Profile: Gianfranco Fini
- 13 December 2010
- From the section Europe
Gianfranco Fini, president of Italy's Chamber of Deputies, is a polished, intelligent and witty political operator.
The 58-year-old is also leader of a party that traces its origins directly to the Fascist Movement of Italy's one-time dictator, Benito Mussolini.
In the 1990s Mr Fini transformed his party from a far-right fringe group to a mainstream centre-right political party, embracing the "social-market" economy.
For the past 16 years, he has been a key ally of the current Prime Minister Silvio Berlusconi and was widely seen as his 'heir apparent'.
But since 2009, Mr Fini has become increasingly critical of Mr Berlusconi's policies and behaviour and by November 2010 was urging the Italian leader to step down.
There is no doubt that he and his supporters feel he is the best candidate to take over the reins of power.
As a teenager, Gianfranco Fini became involved with the youth front of the Italian Social Movement (MSI) which had been formed after World War II by supporters of Mussolini.
The story goes that the youngster joined up after being outraged that a Communist demonstration at a cinema had stopped him from seeing a John Wayne movie, The Green Berets.
He studied psychology at La Sapienza University in Rome and after military service and a brief career as a journalist, he was elected to the Chamber of Deputies in 1983 as a member of the MSI.
Within five years he was to lead the party, and as late as 1994 he was extolling the virtues of the fascist tradition and proclaiming: "Mussolini was the greatest Italian statesman of the 20th Century."
But in the early '90s, the Blackshirts were already making way for double-breasted suits.
Just before entering government for the first time in 1994, Mr Fini appeared to distance himself from Mussolini's Blackshirts.
"I was born in 1952. I am a post-fascist and I hope that Italy stops talking about fascism and anti-fascism," he said.
The culmination of the party's shift to the mainstream came when the party merged with elements of the disbanded Christian Democrats in January 1995 to form the National Alliance.
Voice of moderation
Not everyone was convinced by the transformation.
A visit to Auschwitz in 1999 turned into something of an embarrassment, when he was pelted with eggs by local Polish anarchists.
Mr Fini has made overtures to Italy's small Jewish community and on a visit to Israel in 2003, he described Mussolini's rule as a "shameful chapter in the history of our people".
He said many Italians had acted with "laziness, indifference, complicity and cowardice" in not opposing the anti-Jewish laws introduced in 1938 in imitation of Nazi Germany.
Associates of the bespectacled chain-smoker say his shift to the centre is genuine.
Mr Fini was said to be profoundly affected by his exposure to moderate conservatism as a member of the convention headed by Valery Giscard d'Estaing, a former French president, that drew up the draft European Union constitution.
His time as foreign minister, from 2004-2006, is also reported to have influenced him.

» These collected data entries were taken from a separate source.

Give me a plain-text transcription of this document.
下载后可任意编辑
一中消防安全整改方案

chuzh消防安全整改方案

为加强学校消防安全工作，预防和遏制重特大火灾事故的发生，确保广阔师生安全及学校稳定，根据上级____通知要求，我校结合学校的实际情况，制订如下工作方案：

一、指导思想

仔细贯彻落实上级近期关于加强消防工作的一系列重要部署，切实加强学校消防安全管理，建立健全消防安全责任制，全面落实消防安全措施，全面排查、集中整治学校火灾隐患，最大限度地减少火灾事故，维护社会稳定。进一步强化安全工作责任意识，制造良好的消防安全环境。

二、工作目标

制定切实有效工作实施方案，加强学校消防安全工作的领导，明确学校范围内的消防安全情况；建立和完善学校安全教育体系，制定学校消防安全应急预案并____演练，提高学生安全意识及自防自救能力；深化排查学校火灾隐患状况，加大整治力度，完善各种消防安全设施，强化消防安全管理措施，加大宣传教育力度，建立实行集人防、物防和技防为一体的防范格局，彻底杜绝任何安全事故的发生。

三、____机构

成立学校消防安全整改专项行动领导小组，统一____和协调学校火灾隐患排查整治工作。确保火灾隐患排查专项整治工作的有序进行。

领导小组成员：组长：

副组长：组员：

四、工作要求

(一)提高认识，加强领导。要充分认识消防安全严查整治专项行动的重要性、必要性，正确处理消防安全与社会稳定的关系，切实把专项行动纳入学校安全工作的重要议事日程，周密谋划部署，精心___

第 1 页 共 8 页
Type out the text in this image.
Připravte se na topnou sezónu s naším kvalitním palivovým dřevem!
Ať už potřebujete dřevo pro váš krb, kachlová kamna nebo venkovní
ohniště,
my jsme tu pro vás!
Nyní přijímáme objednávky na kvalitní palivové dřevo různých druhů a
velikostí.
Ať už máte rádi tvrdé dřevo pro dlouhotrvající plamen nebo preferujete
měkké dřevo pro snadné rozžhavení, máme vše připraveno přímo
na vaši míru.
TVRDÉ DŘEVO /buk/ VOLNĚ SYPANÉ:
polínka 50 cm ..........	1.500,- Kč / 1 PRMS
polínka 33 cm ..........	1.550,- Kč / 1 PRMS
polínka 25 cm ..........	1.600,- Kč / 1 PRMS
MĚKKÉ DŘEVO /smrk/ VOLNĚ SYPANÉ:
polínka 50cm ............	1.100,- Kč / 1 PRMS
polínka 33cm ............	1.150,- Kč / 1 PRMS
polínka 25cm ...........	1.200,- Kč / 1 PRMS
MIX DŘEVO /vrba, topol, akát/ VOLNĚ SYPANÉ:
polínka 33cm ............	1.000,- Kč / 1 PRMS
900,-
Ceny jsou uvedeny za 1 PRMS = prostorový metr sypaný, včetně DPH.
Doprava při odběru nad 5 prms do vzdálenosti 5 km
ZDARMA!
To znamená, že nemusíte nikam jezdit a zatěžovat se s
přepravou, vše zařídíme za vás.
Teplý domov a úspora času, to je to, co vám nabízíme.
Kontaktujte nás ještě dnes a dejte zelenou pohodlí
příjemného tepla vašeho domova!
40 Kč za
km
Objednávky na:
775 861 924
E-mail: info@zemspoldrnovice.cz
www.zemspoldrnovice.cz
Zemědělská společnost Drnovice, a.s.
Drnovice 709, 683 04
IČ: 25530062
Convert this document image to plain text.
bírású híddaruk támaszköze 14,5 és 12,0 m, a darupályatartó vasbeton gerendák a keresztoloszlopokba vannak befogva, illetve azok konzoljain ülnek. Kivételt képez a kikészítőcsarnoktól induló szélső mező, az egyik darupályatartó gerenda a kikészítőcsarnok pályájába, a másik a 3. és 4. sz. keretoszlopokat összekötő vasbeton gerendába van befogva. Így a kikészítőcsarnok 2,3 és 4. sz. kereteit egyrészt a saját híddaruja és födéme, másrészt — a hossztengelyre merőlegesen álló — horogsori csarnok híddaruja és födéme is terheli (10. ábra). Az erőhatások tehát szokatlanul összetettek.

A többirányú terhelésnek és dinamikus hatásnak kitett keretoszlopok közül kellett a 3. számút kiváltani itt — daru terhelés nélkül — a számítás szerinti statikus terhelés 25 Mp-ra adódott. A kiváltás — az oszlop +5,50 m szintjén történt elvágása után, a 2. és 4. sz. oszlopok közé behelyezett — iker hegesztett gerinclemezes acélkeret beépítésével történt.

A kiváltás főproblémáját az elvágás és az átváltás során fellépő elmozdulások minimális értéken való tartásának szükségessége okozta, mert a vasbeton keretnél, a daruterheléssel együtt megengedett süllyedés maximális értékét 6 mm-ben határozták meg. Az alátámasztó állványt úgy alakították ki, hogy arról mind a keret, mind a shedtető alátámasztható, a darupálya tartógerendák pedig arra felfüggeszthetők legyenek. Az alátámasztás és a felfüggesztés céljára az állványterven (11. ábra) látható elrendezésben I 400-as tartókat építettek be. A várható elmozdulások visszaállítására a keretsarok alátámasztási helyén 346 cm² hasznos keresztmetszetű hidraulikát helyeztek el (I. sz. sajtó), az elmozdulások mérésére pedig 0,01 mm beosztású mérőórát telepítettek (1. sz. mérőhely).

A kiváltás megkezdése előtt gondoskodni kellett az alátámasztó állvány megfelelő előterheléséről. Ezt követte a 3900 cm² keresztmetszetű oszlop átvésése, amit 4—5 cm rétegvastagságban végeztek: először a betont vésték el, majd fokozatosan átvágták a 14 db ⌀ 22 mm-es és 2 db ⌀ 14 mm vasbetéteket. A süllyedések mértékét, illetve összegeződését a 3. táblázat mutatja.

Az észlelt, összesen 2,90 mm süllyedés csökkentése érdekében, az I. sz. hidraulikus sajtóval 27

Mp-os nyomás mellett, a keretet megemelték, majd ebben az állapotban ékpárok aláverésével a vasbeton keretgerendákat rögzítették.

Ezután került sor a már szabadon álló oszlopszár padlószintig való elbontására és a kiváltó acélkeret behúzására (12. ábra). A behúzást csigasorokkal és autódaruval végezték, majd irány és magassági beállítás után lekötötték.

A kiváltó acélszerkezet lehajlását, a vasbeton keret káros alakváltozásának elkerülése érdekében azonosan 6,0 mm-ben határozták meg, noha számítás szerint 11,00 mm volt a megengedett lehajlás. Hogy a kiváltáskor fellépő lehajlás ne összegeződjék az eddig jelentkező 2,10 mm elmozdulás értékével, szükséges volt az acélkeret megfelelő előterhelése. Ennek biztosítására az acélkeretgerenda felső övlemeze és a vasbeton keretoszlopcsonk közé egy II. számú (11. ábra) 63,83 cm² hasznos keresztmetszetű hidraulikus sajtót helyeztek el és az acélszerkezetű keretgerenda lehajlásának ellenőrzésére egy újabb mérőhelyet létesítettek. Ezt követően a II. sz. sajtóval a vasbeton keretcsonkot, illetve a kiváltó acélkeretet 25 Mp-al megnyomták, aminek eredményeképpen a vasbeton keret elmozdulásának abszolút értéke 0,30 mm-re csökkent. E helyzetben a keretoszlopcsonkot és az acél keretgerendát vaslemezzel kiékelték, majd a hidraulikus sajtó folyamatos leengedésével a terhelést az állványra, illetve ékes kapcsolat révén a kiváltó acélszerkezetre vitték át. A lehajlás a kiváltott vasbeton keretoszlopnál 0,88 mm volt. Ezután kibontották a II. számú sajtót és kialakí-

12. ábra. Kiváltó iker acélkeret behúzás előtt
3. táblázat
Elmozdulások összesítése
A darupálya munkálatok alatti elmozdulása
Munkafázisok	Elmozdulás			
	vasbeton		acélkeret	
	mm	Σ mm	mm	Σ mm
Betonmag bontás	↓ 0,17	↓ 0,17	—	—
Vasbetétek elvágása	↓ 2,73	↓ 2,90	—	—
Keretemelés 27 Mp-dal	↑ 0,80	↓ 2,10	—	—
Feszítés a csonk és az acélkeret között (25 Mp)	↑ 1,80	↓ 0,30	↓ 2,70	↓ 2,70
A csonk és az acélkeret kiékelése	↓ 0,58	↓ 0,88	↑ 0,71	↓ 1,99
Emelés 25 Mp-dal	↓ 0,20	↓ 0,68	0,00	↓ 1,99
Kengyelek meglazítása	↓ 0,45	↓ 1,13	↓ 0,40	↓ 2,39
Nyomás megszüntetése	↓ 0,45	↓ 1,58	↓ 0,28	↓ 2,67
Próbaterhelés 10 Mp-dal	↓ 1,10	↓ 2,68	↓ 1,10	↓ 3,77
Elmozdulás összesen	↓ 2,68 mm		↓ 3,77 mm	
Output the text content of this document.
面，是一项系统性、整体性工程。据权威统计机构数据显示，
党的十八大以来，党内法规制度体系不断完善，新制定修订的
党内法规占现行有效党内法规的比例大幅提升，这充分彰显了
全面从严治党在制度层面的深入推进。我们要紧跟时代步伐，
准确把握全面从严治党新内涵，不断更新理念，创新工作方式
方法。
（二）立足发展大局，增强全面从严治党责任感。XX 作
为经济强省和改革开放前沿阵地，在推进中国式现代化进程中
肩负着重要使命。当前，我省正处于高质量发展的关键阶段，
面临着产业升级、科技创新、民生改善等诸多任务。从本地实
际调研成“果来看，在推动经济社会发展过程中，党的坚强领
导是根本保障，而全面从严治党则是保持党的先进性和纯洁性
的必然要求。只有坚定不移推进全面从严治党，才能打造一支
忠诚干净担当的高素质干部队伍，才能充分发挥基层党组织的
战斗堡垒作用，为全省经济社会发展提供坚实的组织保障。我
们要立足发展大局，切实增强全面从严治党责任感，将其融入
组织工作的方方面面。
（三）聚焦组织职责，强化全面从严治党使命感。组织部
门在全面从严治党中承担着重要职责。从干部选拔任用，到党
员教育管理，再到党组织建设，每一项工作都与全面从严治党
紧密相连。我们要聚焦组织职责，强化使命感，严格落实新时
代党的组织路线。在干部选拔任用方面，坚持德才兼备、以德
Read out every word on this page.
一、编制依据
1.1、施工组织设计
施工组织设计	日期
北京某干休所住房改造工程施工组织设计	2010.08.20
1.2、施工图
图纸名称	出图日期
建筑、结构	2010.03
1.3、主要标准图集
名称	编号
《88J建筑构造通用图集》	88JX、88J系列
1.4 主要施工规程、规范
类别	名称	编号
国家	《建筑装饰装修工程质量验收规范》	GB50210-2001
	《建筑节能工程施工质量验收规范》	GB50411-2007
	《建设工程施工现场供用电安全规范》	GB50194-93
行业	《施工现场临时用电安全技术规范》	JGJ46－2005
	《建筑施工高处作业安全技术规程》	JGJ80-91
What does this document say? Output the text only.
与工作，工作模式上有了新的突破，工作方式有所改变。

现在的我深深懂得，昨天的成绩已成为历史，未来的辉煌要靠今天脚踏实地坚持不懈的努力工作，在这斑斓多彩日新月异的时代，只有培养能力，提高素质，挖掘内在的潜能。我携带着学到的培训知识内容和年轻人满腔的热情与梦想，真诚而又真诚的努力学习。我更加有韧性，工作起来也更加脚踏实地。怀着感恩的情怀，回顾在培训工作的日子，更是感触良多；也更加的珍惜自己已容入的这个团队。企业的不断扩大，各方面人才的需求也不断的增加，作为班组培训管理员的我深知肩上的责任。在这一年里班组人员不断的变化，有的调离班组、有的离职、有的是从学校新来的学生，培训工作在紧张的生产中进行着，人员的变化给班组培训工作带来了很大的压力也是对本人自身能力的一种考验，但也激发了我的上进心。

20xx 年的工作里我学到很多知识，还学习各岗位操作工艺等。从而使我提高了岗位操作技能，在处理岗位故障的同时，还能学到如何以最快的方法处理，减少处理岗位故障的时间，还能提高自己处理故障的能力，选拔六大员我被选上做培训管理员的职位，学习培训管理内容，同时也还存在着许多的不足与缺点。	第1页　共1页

Some say the final tie to his fascist past was broken when he separated in 2007 from his first wife Daniela, a gun enthusiast who he had met when they were both in the MSI's youth front.
He is now married to Elisabetta Tulliani, a lawyer 20 years younger than him.
Mr Fini's tactics have positioned the National Alliance to take advantage of the demise of the Christian Democrat party, which had dominated Italian politics since the end of the World War II and collapsed under a tide of corruption scandals in the 1990s.
The AN moved into the old Christian Democrat electoral strongholds across Italy's poor south but with northern outposts too.
His political metamorphosis has made some enemies on the Right, and he has been given the nickname Comrade Fini by those who feel he has veered far to the left.
In 2003 he surprised both his friends and his rivals with a proposal to grant illegal immigrants the right to vote - an idea more commonly associated with the Italian left.
Other policies, for example on abortion and stem cell research, have also come in for criticism.
When Mr Berlusconi got back into power in 2008, the National Alliance leader got the post of president of the Chamber of Deputies (Speaker of Parliament), a position which is the third most powerful in Italian politics.
Since then he has been fierce in his defence of the rights of parliament and his criticism of his erstwhile patron.
"The best leader the Italian left never had" is how The Independent's Rome correspondent described him.
"He has reinvented himself as a conviction liberal: the champion of women and immigrants, the enemy of autocracy," says Peter Popham.
Tensions between the two men exploded publicly in an argument at the party congress in April 2010 which was being televised live.
But it is only in recent months that the rift has appeared more permanent, with Mr Fini trying to position himself as both Mr Berlusconi's successor and his most outspoken opponent.